Hyper­to­nie: Kom­or­bi­di­tä­ten bestim­men Therapie

25.04.2016 | Medizin

Die The­ra­pie der Hyper­to­nie hängt nicht nur von der Höhe des Blut­drucks, son­dern auch von den Risi­ko­fak­to­ren für kar­dio­vas­ku­läre Erkran­kun­gen ab. Dazu zäh­len etwa Rau­chen, Dys­li­pi­dä­mie, Adi­po­si­tas, eine gestörte Glu­co­se­to­le­ranz oder Dia­be­tes mel­li­tus. Aktu­el­len Stu­dien zufolge haben nied­ri­gere Ziel­blut­druck­werte als bis­her emp­foh­len eine posi­tive Aus­wir­kung auf Mor­bi­di­tät und Mor­ta­li­tät. Von Verena Isak

Rund jeder fünfte Öster­rei­cher (21,3 Pro­zent) hat die Dia­gnose Hyper­to­nie erhal­ten. Betrof­fen sind aller­dings wesent­lich mehr: „Hyper­to­nie wird nicht umsonst als ‚silent kil­ler‘ bezeich­net. Die Pati­en­ten sind meist beschwer­de­frei“, stellt Univ. Prof. Gerald Mau­rer von der Uni­ver­si­täts­kli­nik für Innere Medi­zin II der Medi­zi­ni­schen Uni­ver­si­tät Wien fest. Dem­zu­folge liegt die Prä­va­lenz in Europa bei bis zu 50 Pro­zent. Eine unbe­han­delte Hyper­to­nie hat schä­di­gende Aus­wir­kun­gen auf den gesam­ten Orga­nis­mus. Typi­sche Kom­pli­ka­tio­nen sind unter ande­rem eine KHK, ein Myo­kard­in­farkt und eine hyper­ten­sive Kar­dio­myo­pa­thie, sowie eine chro­ni­sche Nie­ren­in­suf­fi­zi­enz, Reti­no­pa­thie oder pAVK. Der systo­li­sche Blut­druck ist dabei der beste Prä­dik­tor für Schlag­an­fall und KHK; der Puls­druck – die Dif­fe­renz zwi­schen systo­li­schem und dia­sto­li­schem Wert – für Herz­in­suf­fi­zi­enz und Gesamt­mor­ta­li­tät. Bei zwei Drit­tel der Hyper­to­ni­ker stel­len Links­herz­in­suf­fi­zi­enz und KHK die Todes­ur­sa­che dar; wei­tere 15 Pro­zent ster­ben an einem cere­bro­vas­ku­lä­ren Ereig­nis – vor allem an einem Schlag­an­fall oder auch einer hyper­to­ni­schen Massenblutung.
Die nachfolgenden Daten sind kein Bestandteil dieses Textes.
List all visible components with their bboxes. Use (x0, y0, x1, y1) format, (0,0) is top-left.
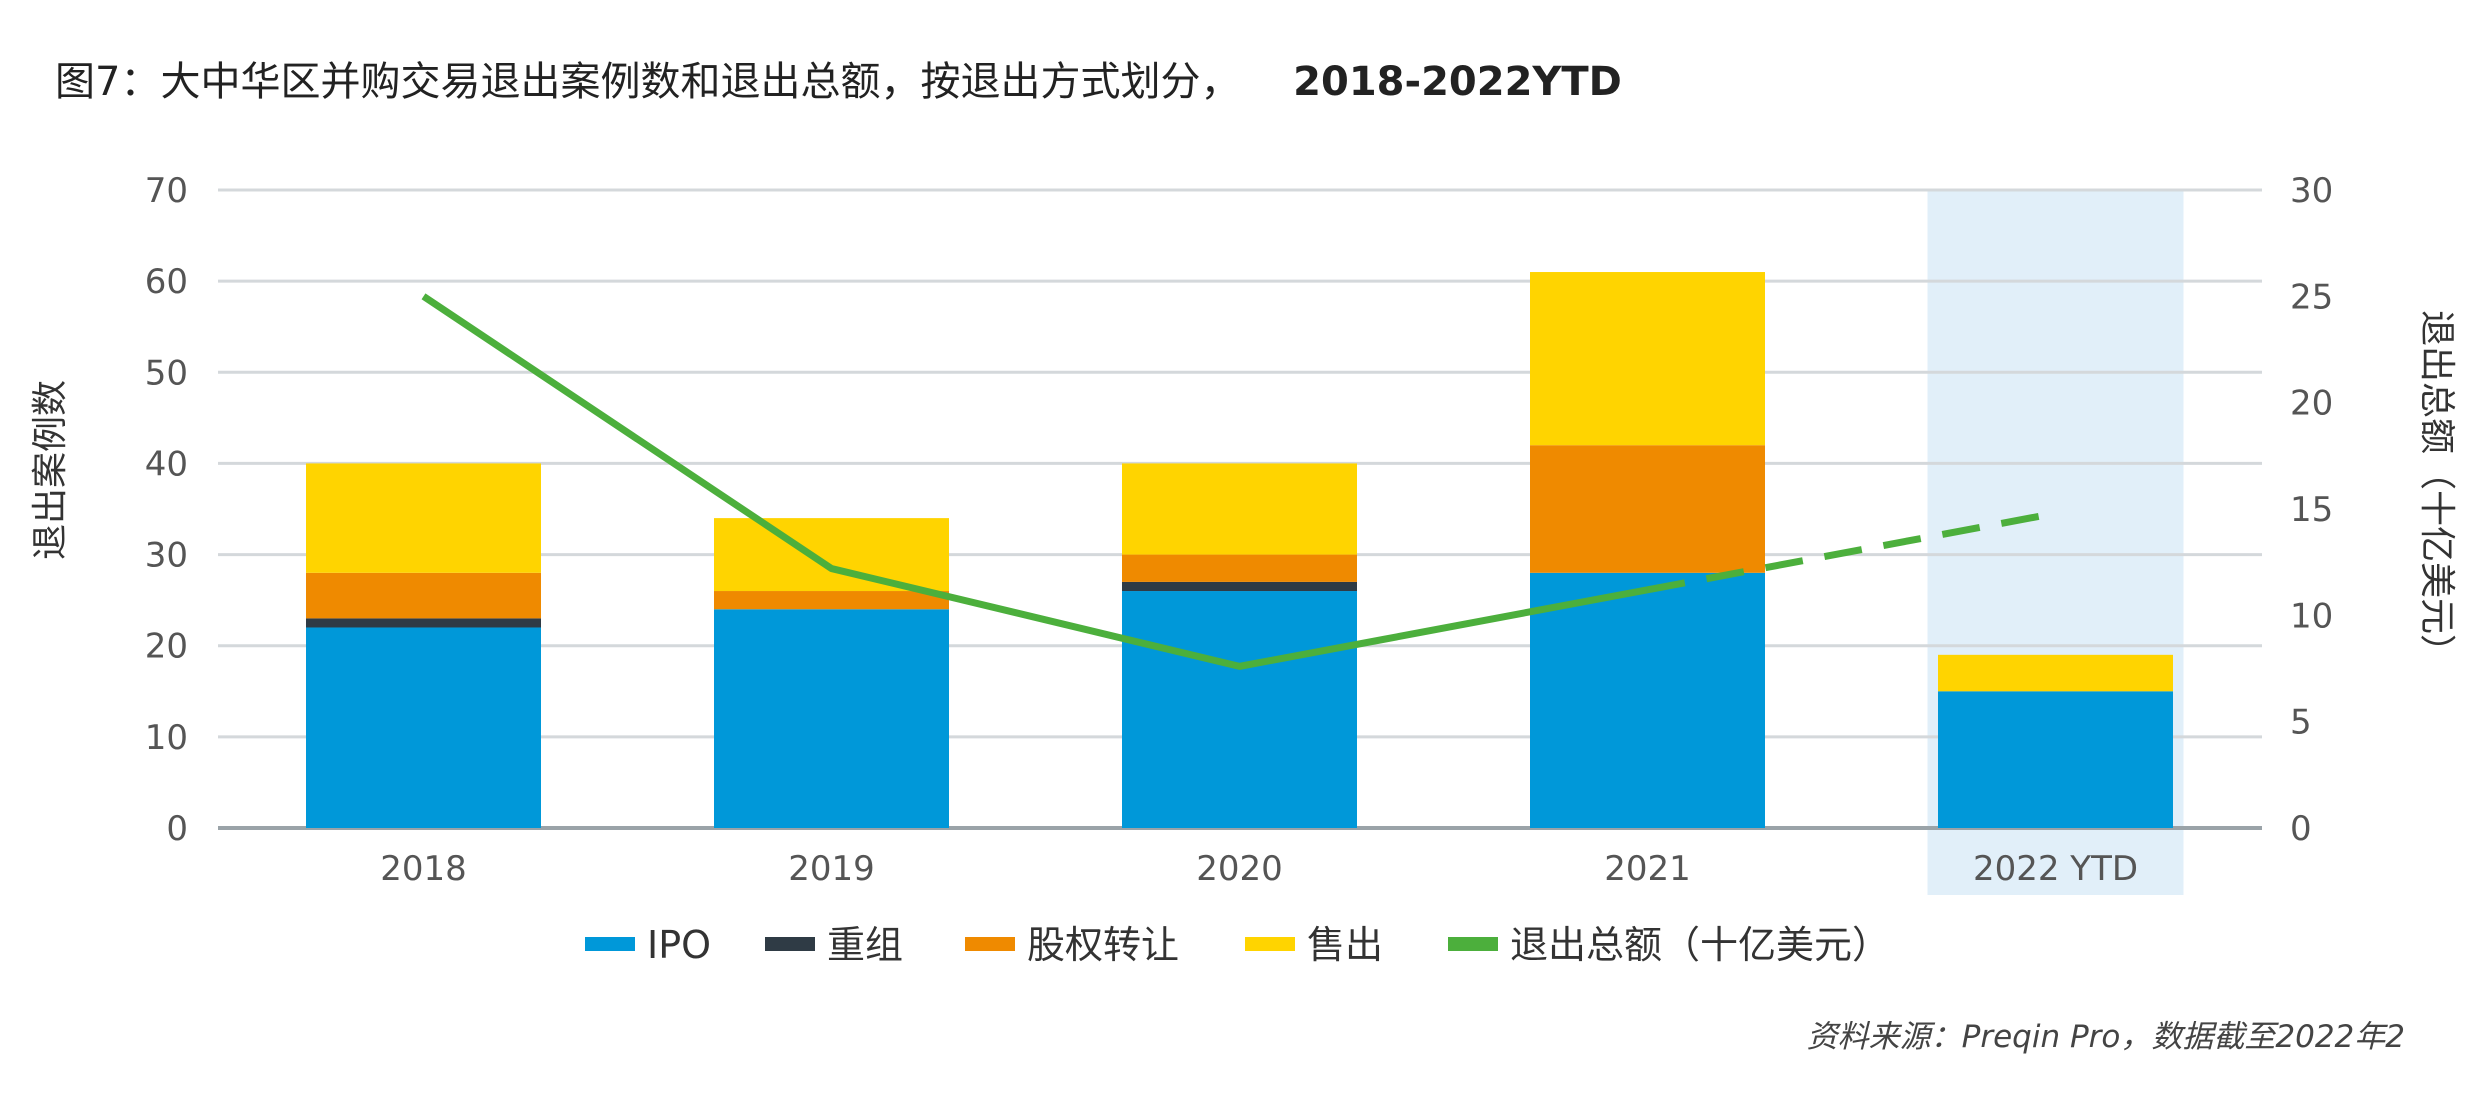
legend-label: 股权转让 (1027, 923, 1179, 967)
right-axis-ticks: 0 5 10 15 20 25 30 (2290, 171, 2333, 849)
total-line-solid (421, 293, 1649, 670)
legend-label: 售出 (1307, 923, 1383, 967)
source-note: 资料来源：Preqin Pro，数据截至2022年2 (1807, 1019, 2405, 1055)
left-tick-label: 70 (145, 171, 188, 211)
legend: IPO 重组 股权转让 售出 退出总额（十亿美元） (585, 923, 1890, 967)
chart-title-years: 2018-2022YTD (1293, 59, 1622, 105)
left-tick-label: 20 (145, 627, 188, 667)
category-label: 2021 (1604, 849, 1691, 889)
bar-segment (714, 591, 949, 610)
right-tick-label: 30 (2290, 171, 2333, 211)
bar-segment (306, 463, 541, 573)
chart-title-main: 图7：大中华区并购交易退出案例数和退出总额，按退出方式划分， (55, 59, 1240, 105)
bar-segment (1530, 272, 1765, 446)
legend-swatch (1448, 937, 1498, 951)
legend-swatch (965, 937, 1015, 951)
right-axis-title: 退出总额（十亿美元） (2416, 310, 2457, 670)
left-tick-label: 30 (145, 536, 188, 576)
legend-label: IPO (647, 923, 711, 967)
category-label: 2018 (380, 849, 467, 889)
legend-swatch (1245, 937, 1295, 951)
legend-swatch (765, 937, 815, 951)
bars (306, 272, 2173, 828)
bar-segment (1122, 581, 1357, 592)
chart-title: 图7：大中华区并购交易退出案例数和退出总额，按退出方式划分， 2018-2022… (55, 59, 1622, 105)
category-label: 2020 (1196, 849, 1283, 889)
left-axis-title: 退出案例数 (30, 380, 71, 560)
bar-segment (306, 627, 541, 828)
bar-segment (1938, 654, 2173, 692)
left-tick-label: 0 (166, 809, 188, 849)
right-tick-label: 0 (2290, 809, 2312, 849)
category-labels: 2018 2019 2020 2021 2022 YTD (380, 849, 2138, 889)
right-tick-label: 15 (2290, 490, 2333, 530)
right-tick-label: 10 (2290, 596, 2333, 636)
left-tick-label: 10 (145, 718, 188, 758)
total-line-dashed (1646, 509, 2057, 594)
total-line (421, 293, 2057, 670)
bar-segment (714, 609, 949, 828)
right-tick-label: 5 (2290, 703, 2312, 743)
bar-segment (1122, 591, 1357, 828)
legend-label: 退出总额（十亿美元） (1510, 923, 1890, 967)
left-tick-label: 60 (145, 262, 188, 302)
bar-segment (1122, 554, 1357, 582)
legend-label: 重组 (827, 923, 903, 967)
bar-segment (1530, 572, 1765, 828)
bar-segment (1938, 691, 2173, 828)
bar-segment (1530, 445, 1765, 573)
left-tick-label: 40 (145, 444, 188, 484)
bar-segment (306, 572, 541, 619)
legend-swatch (585, 937, 635, 951)
left-axis-ticks: 0 10 20 30 40 50 60 70 (145, 171, 188, 849)
category-label: 2022 YTD (1973, 849, 2138, 889)
bar-segment (1122, 463, 1357, 555)
bar-segment (306, 618, 541, 628)
category-label: 2019 (788, 849, 875, 889)
right-tick-label: 25 (2290, 277, 2333, 317)
bar-segment (714, 518, 949, 592)
right-tick-label: 20 (2290, 384, 2333, 424)
left-tick-label: 50 (145, 353, 188, 393)
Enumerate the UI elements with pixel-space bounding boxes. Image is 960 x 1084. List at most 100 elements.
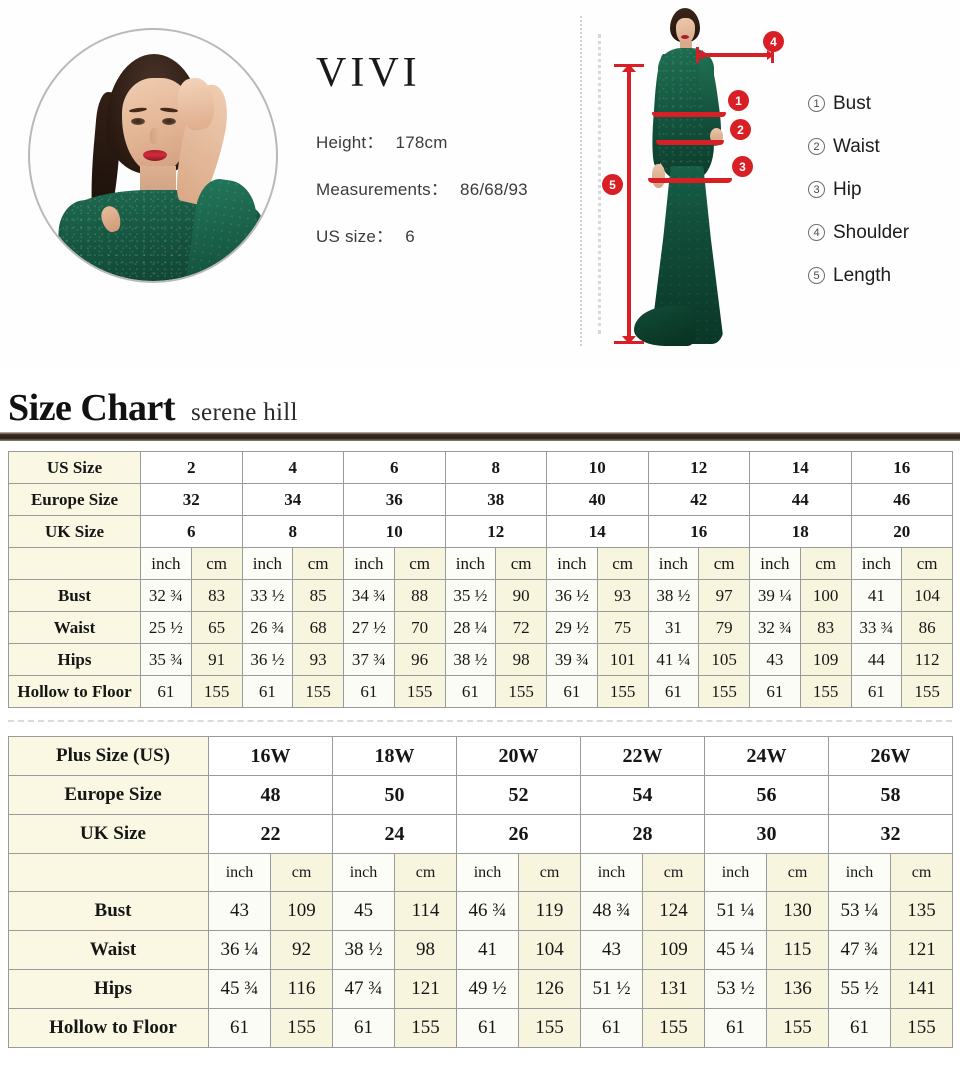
plus-cell-hollow-cm-4: 155 — [642, 1008, 705, 1048]
plus-size-table-wrap: Plus Size (US) 16W 18W 20W 22W 24W 26W E… — [0, 736, 960, 1048]
row-label-waist: Waist — [8, 611, 141, 644]
cell-us-size-1: 2 — [140, 451, 243, 484]
title-divider-rule — [0, 432, 960, 441]
plus-cell-size-3: 20W — [456, 736, 581, 776]
plus-cell-waist-inch-4: 43 — [580, 930, 643, 970]
plus-cell-eu-4: 54 — [580, 775, 705, 815]
plus-cell-hollow-cm-6: 155 — [890, 1008, 953, 1048]
plus-table-row-waist: Waist 36 ¼ 92 38 ½ 98 41 104 43 109 45 ¼… — [8, 930, 953, 970]
figure-lips — [681, 35, 689, 39]
plus-unit-inch-3: inch — [456, 853, 519, 892]
cell-waist-inch-4: 28 ¼ — [444, 611, 497, 644]
cell-waist-cm-2: 68 — [292, 611, 344, 644]
cell-waist-inch-6: 31 — [647, 611, 700, 644]
plus-unit-cm-1: cm — [270, 853, 333, 892]
standard-size-table: US Size 2 4 6 8 10 12 14 16 Europe Size … — [8, 451, 953, 708]
row-label-units-blank — [8, 547, 141, 580]
cell-uk-size-4: 12 — [444, 515, 547, 548]
row-label-us-size: US Size — [8, 451, 141, 484]
marker-3-hip: 3 — [732, 156, 753, 177]
cell-waist-cm-6: 79 — [698, 611, 750, 644]
plus-cell-bust-inch-5: 51 ¼ — [704, 891, 767, 931]
plus-cell-waist-cm-6: 121 — [890, 930, 953, 970]
model-info-panel: VIVI Height： 178cm Measurements： 86/68/93 … — [0, 0, 960, 368]
table-separator-dashed — [8, 720, 952, 722]
plus-unit-inch-5: inch — [704, 853, 767, 892]
legend-number-1-icon: 1 — [808, 95, 825, 112]
plus-cell-hips-cm-1: 116 — [270, 969, 333, 1009]
cell-hollow-cm-8: 155 — [901, 675, 953, 708]
marker-2-waist: 2 — [730, 119, 751, 140]
table-row-us-size: US Size 2 4 6 8 10 12 14 16 — [8, 451, 953, 484]
cell-uk-size-2: 8 — [241, 515, 344, 548]
unit-inch-4: inch — [444, 547, 497, 580]
unit-cm-3: cm — [393, 547, 446, 580]
lips — [143, 150, 167, 161]
plus-cell-size-1: 16W — [208, 736, 333, 776]
plus-cell-hips-cm-5: 136 — [766, 969, 829, 1009]
us-size-colon: ： — [375, 227, 394, 246]
cell-hollow-cm-7: 155 — [799, 675, 852, 708]
length-arrow-tip-bottom — [622, 336, 636, 344]
cell-hollow-inch-8: 61 — [850, 675, 903, 708]
cell-bust-inch-3: 34 ¾ — [343, 579, 395, 612]
cell-hips-cm-6: 105 — [698, 643, 750, 676]
cell-us-size-6: 12 — [647, 451, 750, 484]
cell-hips-inch-7: 43 — [749, 643, 801, 676]
plus-cell-hollow-cm-5: 155 — [766, 1008, 829, 1048]
cell-waist-cm-3: 70 — [393, 611, 446, 644]
cell-hips-inch-2: 36 ½ — [241, 643, 294, 676]
plus-cell-hollow-cm-1: 155 — [270, 1008, 333, 1048]
cell-hollow-inch-3: 61 — [343, 675, 395, 708]
cell-us-size-8: 16 — [850, 451, 953, 484]
plus-cell-eu-1: 48 — [208, 775, 333, 815]
row-label-europe-size: Europe Size — [8, 483, 141, 516]
unit-inch-1: inch — [140, 547, 192, 580]
cell-bust-cm-1: 83 — [190, 579, 243, 612]
cell-waist-inch-2: 26 ¾ — [241, 611, 294, 644]
plus-cell-bust-inch-2: 45 — [332, 891, 395, 931]
plus-row-label-hips: Hips — [8, 969, 209, 1009]
cell-bust-inch-4: 35 ½ — [444, 579, 497, 612]
cell-uk-size-3: 10 — [343, 515, 446, 548]
measurements-colon: ： — [430, 180, 449, 199]
shoulder-arrow-bar — [700, 53, 770, 57]
cell-uk-size-6: 16 — [647, 515, 750, 548]
plus-cell-hips-inch-6: 55 ½ — [828, 969, 891, 1009]
portrait-image — [30, 30, 276, 281]
plus-cell-uk-6: 32 — [828, 814, 953, 854]
unit-inch-6: inch — [647, 547, 700, 580]
marker-5-length: 5 — [602, 174, 623, 195]
cell-hips-cm-2: 93 — [292, 643, 344, 676]
cell-waist-inch-8: 33 ¾ — [850, 611, 903, 644]
plus-cell-hips-inch-3: 49 ½ — [456, 969, 519, 1009]
model-portrait — [28, 28, 278, 283]
plus-unit-cm-3: cm — [518, 853, 581, 892]
plus-cell-bust-cm-6: 135 — [890, 891, 953, 931]
cell-bust-cm-2: 85 — [292, 579, 344, 612]
plus-unit-cm-2: cm — [394, 853, 457, 892]
cell-hollow-cm-6: 155 — [698, 675, 750, 708]
plus-table-row-hips: Hips 45 ¾ 116 47 ¾ 121 49 ½ 126 51 ½ 131… — [8, 969, 953, 1009]
measurement-diagram: 1 2 3 4 5 — [596, 6, 796, 356]
legend-label-shoulder: Shoulder — [833, 221, 910, 243]
row-label-uk-size: UK Size — [8, 515, 141, 548]
plus-cell-hollow-inch-5: 61 — [704, 1008, 767, 1048]
cell-hips-cm-1: 91 — [190, 643, 243, 676]
table-row-europe-size: Europe Size 32 34 36 38 40 42 44 46 — [8, 483, 953, 516]
length-arrow-tip-top — [622, 64, 636, 72]
cell-hips-cm-5: 101 — [596, 643, 649, 676]
cell-waist-cm-1: 65 — [190, 611, 243, 644]
unit-cm-4: cm — [495, 547, 547, 580]
model-name: VIVI — [316, 50, 421, 96]
length-measure-arrow — [614, 64, 644, 344]
height-colon: ： — [366, 133, 384, 152]
cell-bust-inch-8: 41 — [850, 579, 903, 612]
legend-item-hip: 3 Hip — [808, 168, 909, 211]
plus-table-row-plus-size: Plus Size (US) 16W 18W 20W 22W 24W 26W — [8, 736, 953, 776]
legend-label-bust: Bust — [833, 92, 872, 114]
plus-cell-bust-cm-4: 124 — [642, 891, 705, 931]
cell-hollow-cm-4: 155 — [495, 675, 547, 708]
cell-waist-inch-7: 32 ¾ — [749, 611, 801, 644]
plus-cell-bust-cm-1: 109 — [270, 891, 333, 931]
Daher ist die Com­pli­ance der Pati­en­ten trotz der aktu­el­len Beschwer­de­frei­heit beson­ders wich­tig. „Es ist schwie­rig, jeman­dem eine lebens­lange The­ra­pie schmack­haft zu machen, wenn die Krank­heit asym­pto­ma­tisch ist“, sagt Univ. Prof. Gert Mayer von der Uni­ver­si­täts­kli­nik für Innere Medi­zin IV der Medi­zi­ni­schen Uni­ver­si­tät Inns­bruck. Daher ist es wich­tig, Pati­en­ten über die Lang­zeit­fol­gen auf­zu­klä­ren: „Zusätz­lich zu einem Gespräch kön­nen den Pati­en­ten Bro­schü­ren mit­ge­ge­ben wer­den“, fügt Mau­rer hinzu. Mayer ergänzt: „Dem Pati­en­ten muss die Sinn­haf­tig­keit der The­ra­pie klar sein. Hier ist das Bewusst­sein der Bevöl­ke­rung in den letz­ten Jah­ren aber deut­lich bes­ser geworden.“

Pati­en­ten aufklären

Erschwe­rend kommt hinzu, dass sich die Pati­en­ten in den ers­ten vier bis sechs Wochen nach The­ra­pie­be­ginn durch die Blut­druck­sen­kung unwoh­ler füh­len: „Der Blut­druck muss sich erst ein­pen­deln“, erklärt Mayer. Daher sei es auch wich­tig, den Pati­en­ten dar­über auf­zu­klä­ren, da sonst „die Medi­ka­mente nicht mehr ein­ge­nom­men werden“.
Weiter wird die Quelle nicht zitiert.